Birmingham defense attorney believes death penalty's days are numbered in AL
BIRMINGHAM, AL (WBRC) - Coughing repeatedly and heaving heavily for 13 minutes.
That's how reporters who viewed the execution of Alabama death row inmate Ronald Bert Smith, Jr. describe his reaction to the state's new execution injection cocktail.
Alabama Department of corrections officials say there was no evidence Smith suffered. Even so, the details concern those who oppose the death penalty, like Birmingham defense attorney, Richard Jaffe who points out that the U.S. is the only western country to still use it.
"And if we're going to be the only state practically no standards in doing it then we ought to do it humanely and do it right," Jaffe said.
Jaffe wrote the book Quest for Justice--Defending the Defamed after handling more than 60 death row cases. He calls the death penalty barbaric, archaic and beyond repair.

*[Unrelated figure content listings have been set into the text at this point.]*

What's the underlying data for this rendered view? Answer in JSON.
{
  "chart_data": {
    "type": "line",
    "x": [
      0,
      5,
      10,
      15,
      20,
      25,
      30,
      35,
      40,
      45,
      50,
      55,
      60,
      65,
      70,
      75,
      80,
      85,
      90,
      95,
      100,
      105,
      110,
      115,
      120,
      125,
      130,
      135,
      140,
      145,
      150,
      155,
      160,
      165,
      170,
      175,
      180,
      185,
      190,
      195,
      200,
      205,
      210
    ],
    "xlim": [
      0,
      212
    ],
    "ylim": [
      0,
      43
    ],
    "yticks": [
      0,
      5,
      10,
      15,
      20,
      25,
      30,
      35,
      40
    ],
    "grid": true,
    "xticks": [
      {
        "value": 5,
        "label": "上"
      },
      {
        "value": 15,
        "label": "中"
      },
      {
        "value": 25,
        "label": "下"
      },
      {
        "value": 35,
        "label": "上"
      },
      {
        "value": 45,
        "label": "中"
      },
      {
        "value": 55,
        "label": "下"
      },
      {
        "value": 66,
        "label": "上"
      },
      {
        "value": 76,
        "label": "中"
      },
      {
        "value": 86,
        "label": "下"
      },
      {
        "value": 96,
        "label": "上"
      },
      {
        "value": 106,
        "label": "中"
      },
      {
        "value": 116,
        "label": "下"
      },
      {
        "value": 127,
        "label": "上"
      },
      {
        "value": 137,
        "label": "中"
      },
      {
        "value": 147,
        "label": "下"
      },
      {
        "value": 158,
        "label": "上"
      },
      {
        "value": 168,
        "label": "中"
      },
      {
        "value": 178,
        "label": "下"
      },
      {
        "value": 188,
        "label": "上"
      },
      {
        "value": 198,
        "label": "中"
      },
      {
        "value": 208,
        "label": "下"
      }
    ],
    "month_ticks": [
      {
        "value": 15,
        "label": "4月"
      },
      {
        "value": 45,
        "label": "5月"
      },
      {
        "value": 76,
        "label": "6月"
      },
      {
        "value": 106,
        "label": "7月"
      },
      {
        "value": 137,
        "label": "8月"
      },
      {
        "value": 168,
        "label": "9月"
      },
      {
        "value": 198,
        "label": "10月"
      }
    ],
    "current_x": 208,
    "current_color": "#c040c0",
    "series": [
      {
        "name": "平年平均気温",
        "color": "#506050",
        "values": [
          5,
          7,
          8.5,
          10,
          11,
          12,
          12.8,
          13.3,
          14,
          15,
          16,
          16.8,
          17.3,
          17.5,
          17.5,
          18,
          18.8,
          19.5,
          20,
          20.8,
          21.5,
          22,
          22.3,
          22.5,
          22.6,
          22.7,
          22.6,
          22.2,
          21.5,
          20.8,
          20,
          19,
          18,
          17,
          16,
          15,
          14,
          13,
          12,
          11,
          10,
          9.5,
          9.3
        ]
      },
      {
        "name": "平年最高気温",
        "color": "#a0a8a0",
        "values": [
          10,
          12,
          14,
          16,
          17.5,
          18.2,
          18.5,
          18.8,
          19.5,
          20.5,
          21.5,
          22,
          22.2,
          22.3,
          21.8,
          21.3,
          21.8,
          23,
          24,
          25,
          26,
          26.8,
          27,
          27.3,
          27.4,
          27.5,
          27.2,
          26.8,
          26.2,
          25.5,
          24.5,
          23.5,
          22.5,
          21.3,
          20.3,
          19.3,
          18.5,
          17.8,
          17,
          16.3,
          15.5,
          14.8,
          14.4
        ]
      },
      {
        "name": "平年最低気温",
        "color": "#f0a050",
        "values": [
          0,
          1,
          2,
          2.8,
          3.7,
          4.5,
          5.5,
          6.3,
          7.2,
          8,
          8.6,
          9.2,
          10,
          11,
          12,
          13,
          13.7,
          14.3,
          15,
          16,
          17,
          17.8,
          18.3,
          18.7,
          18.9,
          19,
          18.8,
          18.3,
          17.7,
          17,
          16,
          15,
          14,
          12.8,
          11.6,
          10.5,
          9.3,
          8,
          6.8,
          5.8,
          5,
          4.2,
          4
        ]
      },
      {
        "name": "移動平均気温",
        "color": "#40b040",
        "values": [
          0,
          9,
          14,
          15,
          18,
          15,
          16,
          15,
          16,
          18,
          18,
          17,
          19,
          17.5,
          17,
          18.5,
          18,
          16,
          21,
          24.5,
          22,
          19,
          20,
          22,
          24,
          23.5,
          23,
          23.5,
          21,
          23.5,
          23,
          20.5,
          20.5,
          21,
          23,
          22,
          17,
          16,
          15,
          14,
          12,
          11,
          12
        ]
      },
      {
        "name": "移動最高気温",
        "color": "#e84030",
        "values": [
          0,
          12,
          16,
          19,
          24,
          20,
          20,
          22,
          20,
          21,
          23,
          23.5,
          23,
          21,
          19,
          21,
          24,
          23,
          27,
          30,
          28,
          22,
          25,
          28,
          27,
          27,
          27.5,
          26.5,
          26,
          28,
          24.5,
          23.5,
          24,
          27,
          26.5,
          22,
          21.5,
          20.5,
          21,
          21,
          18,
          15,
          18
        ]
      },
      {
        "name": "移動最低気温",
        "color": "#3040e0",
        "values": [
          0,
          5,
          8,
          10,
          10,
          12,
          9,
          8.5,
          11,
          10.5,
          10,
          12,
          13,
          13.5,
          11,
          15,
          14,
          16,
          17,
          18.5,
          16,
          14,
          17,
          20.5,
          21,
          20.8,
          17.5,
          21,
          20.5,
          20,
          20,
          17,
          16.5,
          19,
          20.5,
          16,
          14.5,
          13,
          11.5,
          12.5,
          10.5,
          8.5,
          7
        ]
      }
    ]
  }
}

"We've tried to refine it since it came back in 1978 and we have failed to make it work. It doesn't work. And we know it will eventually be gone," Jaffe claimed.
He believes it will happen in the next six to seven years.
Until then, he says Alabama death row inmates will be able to point to Smith's case to show Alabama's cocktail is torturous and unconstitutional.
Meanwhile, ADOC states the way the state executes inmates has already been upheld.